Posted August 14, 2015 - 05:12 PM


maybe some trojon heating oil to get it going? just kidding, i add some compressed air to the oil tank hole to get it moving.

  • Onederer

Posted August 15, 2015 - 06:43 AM


To add to the priming lore, if doing a rebuild on many engines they say to pack the oil pump with white grease or vaseline.

Not sure if that'll help on the L-pig.


The XL600R, NX650, XR600R, XR650L and XR650R all use a gerotor oil pump, there is no reason to pack them with grease.


That is throwback logic from decades ago, mostly applied to automobile engines and vintage motorcycles that use an external gear oil pump. Even then, the proper way to prime the oil pump and oiling system on most automotive engines is to remove the ignition distributor and operate the oil pump with an electric drill for several seconds after achieving oil pressure. For engines that have a remote oil pump or there is too much vertical lift for the unprimed pump, a pressurized vessel containing oil is connected to the engine's oiling system via an external port, usually through the pressure gauge port, then oil is forced through the system.


When packing an oil pump with grease is discussed, many people like to point out that whatever they use (lithium grease, petroleum jelly, etc.) dilutes with the engine oil when hot, or the viscosity is greatly reduced when hot. The first start of a rebuilt engine is the most critical and the engine heat will not be sufficient to affect whatever type of grease or thick lubricant until past a minute or more, and that is plenty of time for insufficient oil flow to damage new parts.
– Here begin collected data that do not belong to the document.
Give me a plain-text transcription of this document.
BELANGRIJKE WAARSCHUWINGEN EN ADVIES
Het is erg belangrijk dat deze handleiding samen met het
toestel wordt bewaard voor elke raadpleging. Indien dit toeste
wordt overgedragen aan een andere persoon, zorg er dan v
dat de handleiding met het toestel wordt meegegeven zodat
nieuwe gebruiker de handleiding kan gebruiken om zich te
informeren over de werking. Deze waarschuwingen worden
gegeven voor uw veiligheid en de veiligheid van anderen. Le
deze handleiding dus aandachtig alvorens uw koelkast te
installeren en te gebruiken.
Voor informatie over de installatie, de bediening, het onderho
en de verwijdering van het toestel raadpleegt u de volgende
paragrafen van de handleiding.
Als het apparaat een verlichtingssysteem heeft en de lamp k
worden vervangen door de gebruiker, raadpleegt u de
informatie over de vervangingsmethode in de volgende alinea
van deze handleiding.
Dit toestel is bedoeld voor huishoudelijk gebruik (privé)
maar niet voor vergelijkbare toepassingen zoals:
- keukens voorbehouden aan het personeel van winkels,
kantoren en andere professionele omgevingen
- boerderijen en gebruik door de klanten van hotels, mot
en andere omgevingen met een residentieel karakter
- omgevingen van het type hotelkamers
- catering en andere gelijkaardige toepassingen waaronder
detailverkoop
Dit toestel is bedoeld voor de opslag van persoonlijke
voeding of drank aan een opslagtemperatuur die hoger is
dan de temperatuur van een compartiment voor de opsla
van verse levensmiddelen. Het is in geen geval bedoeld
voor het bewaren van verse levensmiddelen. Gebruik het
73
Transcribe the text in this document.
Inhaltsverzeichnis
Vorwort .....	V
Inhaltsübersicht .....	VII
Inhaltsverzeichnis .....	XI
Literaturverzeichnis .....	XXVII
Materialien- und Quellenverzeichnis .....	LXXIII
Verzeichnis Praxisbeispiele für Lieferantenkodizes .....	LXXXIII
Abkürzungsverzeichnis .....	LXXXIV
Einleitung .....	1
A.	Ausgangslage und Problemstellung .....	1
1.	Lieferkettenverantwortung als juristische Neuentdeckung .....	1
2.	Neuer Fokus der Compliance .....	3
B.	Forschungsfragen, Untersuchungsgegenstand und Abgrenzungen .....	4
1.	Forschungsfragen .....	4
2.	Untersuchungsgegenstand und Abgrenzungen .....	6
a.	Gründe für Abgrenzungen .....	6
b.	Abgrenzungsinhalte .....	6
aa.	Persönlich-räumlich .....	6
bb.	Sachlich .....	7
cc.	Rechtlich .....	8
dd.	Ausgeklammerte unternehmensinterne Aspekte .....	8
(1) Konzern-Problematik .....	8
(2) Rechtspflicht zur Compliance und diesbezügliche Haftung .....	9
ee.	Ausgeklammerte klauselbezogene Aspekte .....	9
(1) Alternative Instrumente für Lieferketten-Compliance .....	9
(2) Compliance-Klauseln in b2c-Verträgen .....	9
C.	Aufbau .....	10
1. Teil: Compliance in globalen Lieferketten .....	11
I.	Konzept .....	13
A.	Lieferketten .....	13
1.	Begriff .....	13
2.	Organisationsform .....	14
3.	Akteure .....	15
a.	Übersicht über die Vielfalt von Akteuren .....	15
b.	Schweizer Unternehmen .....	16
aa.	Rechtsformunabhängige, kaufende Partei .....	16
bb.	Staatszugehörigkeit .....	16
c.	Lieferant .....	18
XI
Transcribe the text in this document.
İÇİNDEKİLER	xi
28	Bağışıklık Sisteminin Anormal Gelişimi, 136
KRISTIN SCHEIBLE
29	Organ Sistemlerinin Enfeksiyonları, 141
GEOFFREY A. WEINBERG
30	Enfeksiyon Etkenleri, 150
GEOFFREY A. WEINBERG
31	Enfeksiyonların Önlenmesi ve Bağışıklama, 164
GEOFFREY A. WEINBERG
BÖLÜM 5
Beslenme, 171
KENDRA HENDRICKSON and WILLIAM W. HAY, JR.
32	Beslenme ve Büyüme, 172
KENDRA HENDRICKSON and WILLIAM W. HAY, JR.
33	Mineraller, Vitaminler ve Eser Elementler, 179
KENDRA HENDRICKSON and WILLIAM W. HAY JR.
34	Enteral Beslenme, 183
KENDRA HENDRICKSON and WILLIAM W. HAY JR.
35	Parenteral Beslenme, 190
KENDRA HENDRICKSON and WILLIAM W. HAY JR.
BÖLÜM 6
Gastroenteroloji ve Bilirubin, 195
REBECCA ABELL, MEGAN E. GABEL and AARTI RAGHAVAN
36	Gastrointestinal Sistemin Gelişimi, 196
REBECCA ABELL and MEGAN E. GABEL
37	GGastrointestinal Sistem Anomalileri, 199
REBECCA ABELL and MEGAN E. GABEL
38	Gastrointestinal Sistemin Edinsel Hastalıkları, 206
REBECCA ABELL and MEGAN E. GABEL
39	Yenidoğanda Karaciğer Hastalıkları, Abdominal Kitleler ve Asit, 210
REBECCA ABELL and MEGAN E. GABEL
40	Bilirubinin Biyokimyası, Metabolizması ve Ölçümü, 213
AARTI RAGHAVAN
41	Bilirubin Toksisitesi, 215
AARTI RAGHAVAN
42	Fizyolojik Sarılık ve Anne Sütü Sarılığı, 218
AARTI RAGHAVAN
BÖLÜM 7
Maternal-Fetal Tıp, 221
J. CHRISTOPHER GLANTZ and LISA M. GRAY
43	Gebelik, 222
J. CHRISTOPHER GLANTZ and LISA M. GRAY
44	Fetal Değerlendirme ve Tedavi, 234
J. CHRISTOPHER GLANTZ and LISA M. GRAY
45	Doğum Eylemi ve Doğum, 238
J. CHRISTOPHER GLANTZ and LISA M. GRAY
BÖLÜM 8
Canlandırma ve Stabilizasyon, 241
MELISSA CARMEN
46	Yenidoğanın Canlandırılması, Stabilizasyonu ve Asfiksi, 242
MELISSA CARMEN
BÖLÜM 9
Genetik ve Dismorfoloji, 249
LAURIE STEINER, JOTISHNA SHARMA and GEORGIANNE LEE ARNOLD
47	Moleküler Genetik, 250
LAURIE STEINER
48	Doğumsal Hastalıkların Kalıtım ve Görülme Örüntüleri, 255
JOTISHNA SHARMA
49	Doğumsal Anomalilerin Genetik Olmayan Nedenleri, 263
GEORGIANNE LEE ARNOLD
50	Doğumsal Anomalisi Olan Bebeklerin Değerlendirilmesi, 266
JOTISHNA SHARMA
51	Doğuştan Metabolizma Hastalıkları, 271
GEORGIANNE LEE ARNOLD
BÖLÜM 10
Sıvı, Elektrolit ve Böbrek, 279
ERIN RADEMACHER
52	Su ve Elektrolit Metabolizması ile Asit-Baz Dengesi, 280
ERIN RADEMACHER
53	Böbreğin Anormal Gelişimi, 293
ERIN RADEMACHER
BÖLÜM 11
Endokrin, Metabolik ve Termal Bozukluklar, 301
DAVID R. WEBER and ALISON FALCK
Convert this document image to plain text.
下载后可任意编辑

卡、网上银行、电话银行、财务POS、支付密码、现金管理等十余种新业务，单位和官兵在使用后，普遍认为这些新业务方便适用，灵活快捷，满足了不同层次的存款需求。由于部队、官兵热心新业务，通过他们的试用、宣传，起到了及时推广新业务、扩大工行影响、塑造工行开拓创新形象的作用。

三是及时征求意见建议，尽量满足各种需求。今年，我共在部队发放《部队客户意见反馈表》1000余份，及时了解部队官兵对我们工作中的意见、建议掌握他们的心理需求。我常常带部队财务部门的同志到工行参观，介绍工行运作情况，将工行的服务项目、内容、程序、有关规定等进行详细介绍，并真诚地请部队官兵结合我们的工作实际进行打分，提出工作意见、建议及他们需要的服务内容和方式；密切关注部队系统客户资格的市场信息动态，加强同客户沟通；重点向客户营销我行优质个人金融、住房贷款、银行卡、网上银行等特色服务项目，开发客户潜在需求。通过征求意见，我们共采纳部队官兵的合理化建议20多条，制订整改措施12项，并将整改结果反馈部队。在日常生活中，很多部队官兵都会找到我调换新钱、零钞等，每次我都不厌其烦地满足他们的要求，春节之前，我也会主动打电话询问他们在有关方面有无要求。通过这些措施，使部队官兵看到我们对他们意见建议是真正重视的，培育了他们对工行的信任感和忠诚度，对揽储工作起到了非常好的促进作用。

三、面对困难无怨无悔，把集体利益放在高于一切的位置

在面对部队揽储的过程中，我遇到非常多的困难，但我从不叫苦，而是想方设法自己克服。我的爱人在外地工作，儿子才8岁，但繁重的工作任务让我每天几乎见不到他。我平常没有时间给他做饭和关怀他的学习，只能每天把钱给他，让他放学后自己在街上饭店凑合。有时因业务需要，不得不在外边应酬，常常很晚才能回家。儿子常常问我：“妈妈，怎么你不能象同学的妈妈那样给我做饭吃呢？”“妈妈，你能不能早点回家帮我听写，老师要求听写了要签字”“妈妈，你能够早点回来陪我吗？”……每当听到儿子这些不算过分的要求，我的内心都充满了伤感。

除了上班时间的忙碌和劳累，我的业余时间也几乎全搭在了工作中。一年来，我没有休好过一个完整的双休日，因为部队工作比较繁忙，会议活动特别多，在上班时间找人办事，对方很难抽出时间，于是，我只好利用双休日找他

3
Anyone can look at the external oil line on a RFVC engine and see how narrow it is. How well is a cold, thick grease or lubricant going to flow through that? That line is designed for the engine oil weights specified by Honda, it's not for pumping grease through.


During an engine rebuild and before oil pump installation, the oil pump should be submerged in engine oil and manually rotated a few times. Even though some will leak out during installation, in most cases, the pump should prime within a few seconds after starting. Don't forget, there is a head of oil above the oil pump, it's not like it has to lift oil.


Soaking the oil filter and filling the filter cavity with oil will help oil flow reach the cylinder head quicker too. It's not something needed during a regular oil change, but for a rebuilt engine's first start, anything that hastens oil flow is good. It's easy to fill an automotive, vertical canister type oil filter, but not so much the XR cartridge type filter.


In some cases, alternative methods may be required, like using air pressure, but I wouldn't consider that the norm. As some people have experienced, using air to force oil through the system may circumvent a problem, like a twisted oil hose. That can cause extreme wallet discomfort, possibly even spontaneous wallet combustion.